Psychedelics give me a sense of perspective on my life, and a sense of greater understanding and meaning. I have struggled with social anxiety for many years of my life, and my first mescaline trip was the first time I questioned the beliefs upon which my social anxiety was predicated. While I have since experienced social anxiety, I have never fully identified with social anxiety since then. For me the term psychedelic means causing one to step out of established and habitual belief patterns, particularly negative ones. Anything that has this effect, to me, is psychedelic. Meditation, fasting, dancing, creative expression, these things are all psychedelic to me because they allow me to step outside of habituated thought patterns and get a sense of perspective. Psychedelic is not just a drug term, but a personal development term. It is a way of transcending the ego to overcome obstacles and optimize my lifestyle.

One of the fundamental themes of psychedelic experiences is transcending dualities. This is relevant to the current political gridlock, which is fundamentally based on a simplistic duality: liberalism vs. conservatism. Psychedelics and psychedelic thinking could help us transcend this duality. I would honestly like to see a Psychedelic Party because psychedelicness might be the only thing that can help us reconcile what people currently believe are irreconcilable political views. The state of American politics is like a toxic relationship. Whenever an issue is discussed, it is discussed in the context of this toxic relationship. Objectively speaking, both sides will make some valid arguments. But the relationship is so toxic that ultimately objectivity goes out the window and the discussion becomes more a referendum on the relationship than on the issue itself. Liberalism is a more feminine perspective, and conservatism is a more masculine perspective. Neither side is generally correct any more than femininity or masculinity is correct. It's not a matter of being correct. It is a matter of yin and yang, opposite energies that can work harmoniously or not. When there is a lack of harmony, it brings out the worst of both sides. Extremists on both sides have engaged in violence. It's not that violence is intrinsic to either side. It's that violence is intrinsic to toxic relationships, and that is what is playing out on a macro level. We don't need one side to dominate the other side. We need a psychedelic, transcendental perspective to achieve harmony instead of disharmony. Psychedelic is not just a drug term, but a political term.
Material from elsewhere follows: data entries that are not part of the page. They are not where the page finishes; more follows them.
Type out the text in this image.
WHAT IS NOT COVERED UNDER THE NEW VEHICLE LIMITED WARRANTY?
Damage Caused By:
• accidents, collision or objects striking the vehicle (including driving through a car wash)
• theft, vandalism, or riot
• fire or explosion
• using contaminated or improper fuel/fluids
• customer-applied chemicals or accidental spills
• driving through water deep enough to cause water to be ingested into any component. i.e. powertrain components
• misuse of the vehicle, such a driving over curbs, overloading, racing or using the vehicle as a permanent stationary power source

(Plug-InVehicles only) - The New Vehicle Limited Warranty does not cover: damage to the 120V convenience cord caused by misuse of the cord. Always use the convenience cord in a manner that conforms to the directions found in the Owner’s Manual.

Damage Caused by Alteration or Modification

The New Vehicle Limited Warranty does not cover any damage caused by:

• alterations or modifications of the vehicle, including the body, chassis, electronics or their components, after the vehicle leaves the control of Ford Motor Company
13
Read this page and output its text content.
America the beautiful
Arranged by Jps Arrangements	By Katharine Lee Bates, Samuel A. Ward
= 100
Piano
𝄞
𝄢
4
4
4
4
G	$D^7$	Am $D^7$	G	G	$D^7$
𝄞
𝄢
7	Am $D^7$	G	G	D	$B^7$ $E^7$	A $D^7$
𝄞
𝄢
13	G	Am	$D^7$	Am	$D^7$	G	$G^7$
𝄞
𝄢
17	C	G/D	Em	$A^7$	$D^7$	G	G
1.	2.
While I could go on all day with areas of psychedelic relevance, the last example I want to cover is religion. Psychedelicness presents a third alternative to the usual dichotomy of atheist vs. theist. For me the psychedelic position is that yes, God exists, but no, the way that God is typically characterized by religion is not correct. The psychedelic perspective reconciles the skepticism and objectivity of atheism and agnosticism with the spirituality, morality and transcendentalism of religion. People who are scared away by religion's lack of objectivity and people who are scared away by atheism’s lack of meaning or significance can find common solace in psychedelicness, which is both objective and spiritual. In "DMT The Spirit Molecule" by Rick Strassman, Rick discusses how the idea of a spirit molecule symbolizes DMT being a bridge between spirituality and science, two things usually considered distinct or even contradictory. This is not just a property of DMT, but of all psychedelics, and of psychedelicness generally.

We need to expand our understanding of the word psychedelic, and discourage the belief that this is just about drugs. Drugs are just the tip of the iceberg.